Morocco conjures up images of romance and mystery. Marrakesh, Tangier, Fez, Rabat, Casablanca — the names of these cities alone instantly help in creating that aura and allure. The Tantoco family has always had a special place in their hearts for Morocco — members of the family having lived and worked there at one time or another over several decades, and to this day.
So, we can be super-thankful that as the family behind Rustan’s, the Tantocos have always wanted to share this appreciation for things Moroccan with us. For their annual festival “Fall in Love with Morocco,” it was wonderful to see how they converted the fifth floor of Rustan’s Makati to Marrakesh’s medina, or a souk. The Cafe Casablanca (also on the fifth floor) just opened, and for a change this year, it will extend for months to come.
Like Filipinos, Moroccans are extremely proud of their cuisine, and it’s gained an enviable global reputation. To highlight the menu of the Cafe Casablanca this year, Marilen Tantoco hosted a very special Moroccan lunch. The media, sponsors HSBC, and other Tantoco family members made up the guest list. It was a baptism of fire of sorts for visiting chef Rachida Bousta and her assistant chef Fatima Zara. They had just flown in from Morocco the day before but they were excited and eager to have us sample genuine Moroccan cuisine — and they more than satisfied our curiosity.

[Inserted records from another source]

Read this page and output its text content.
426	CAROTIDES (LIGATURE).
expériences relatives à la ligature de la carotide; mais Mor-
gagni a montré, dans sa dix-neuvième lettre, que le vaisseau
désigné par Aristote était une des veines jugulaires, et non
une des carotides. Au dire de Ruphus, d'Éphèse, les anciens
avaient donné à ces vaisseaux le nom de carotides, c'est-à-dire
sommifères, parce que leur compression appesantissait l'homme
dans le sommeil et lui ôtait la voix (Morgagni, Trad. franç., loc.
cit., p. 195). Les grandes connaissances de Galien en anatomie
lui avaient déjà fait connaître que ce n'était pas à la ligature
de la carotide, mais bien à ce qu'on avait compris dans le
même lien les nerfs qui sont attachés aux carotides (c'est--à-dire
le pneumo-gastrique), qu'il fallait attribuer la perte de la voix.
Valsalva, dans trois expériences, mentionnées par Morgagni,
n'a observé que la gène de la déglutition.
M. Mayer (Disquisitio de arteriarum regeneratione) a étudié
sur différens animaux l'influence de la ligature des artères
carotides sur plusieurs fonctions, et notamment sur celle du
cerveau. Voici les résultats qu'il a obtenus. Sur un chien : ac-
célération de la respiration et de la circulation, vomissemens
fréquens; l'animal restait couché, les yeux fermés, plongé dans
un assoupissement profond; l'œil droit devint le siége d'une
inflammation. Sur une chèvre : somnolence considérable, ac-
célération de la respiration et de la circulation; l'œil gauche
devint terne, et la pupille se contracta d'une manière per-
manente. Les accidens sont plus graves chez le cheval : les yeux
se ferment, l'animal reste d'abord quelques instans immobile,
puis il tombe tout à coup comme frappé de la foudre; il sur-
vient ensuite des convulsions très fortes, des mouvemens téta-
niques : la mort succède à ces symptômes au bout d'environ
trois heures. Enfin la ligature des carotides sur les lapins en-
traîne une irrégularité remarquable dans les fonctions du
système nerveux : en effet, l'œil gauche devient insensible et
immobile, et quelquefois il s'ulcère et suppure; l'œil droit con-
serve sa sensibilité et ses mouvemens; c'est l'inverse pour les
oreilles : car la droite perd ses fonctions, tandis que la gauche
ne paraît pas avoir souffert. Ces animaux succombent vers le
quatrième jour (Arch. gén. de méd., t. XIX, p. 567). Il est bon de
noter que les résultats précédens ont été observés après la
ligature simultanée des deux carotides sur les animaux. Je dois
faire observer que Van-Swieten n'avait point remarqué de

Naturally, the ubiquitous couscous was present, but it was a couscous of vegetables. I absolutely loved the traditional Moroccan salad — creating my personal mix of beetroot, carrot and potato bechamel, olives, a spinach dish, and this one made of peppers. A lamb tagine with prunes, pastilla of fish and chicken were the main courses. Look out for the dessert — we had pastilla with milk, orange with cinnamon, and rice with milk.
Moroccan cooking traditions are a virtual “melting pot” of influences that have arisen over centuries. You start with the native cuisine of the Berbers, then throw in the Arab flavors, and the influences coming from the Andalusians and the French. In general, Moroccan cuisine is complimented on its being relatively healthy. Most dishes are rich with vegetables and whole grains, all freshly prepared. Rather than utilizing refined sugar, they use sweet fruit and spices to add flavor; and you seldom see any dish that’s deep-fried. Lamb, which is leaner than red meat, is the preferred choice; and couscous is regarded as healthier than rice.
The Cafe Casablanca should prove to be a very interesting meeting place over the next few months. But more than the Moroccan culture and the food, which is being exposed to us, I’d like to talk about the passion with which the Tantocos are organizing festivals of this sort.
We know of their ties to Europe, particularly Italy and France, thanks to the brands they represent here in the Philippines. But to take something more personal, such as their affinity to Morocco, and converting that to Fall in Love with Morocco, and now, Cafe Casablanca, isn’t connected to some commercial linkage or consideration. But they’ve gone ahead with this, now on its second year, and it’s truly in the spirit of what Rustan’s founder and matriarch, Gliceria R. Tantoco, would have done.
Tita Glecy and Tito Benny were both good friends of my own mother and father, and every time I bump into Tito Benny at their events, he breaks out into a smile, reminiscing about them. So, it’s wonderful to see the two generations that are now running Rustan’s keeping that passion of Tita Glecy so alive.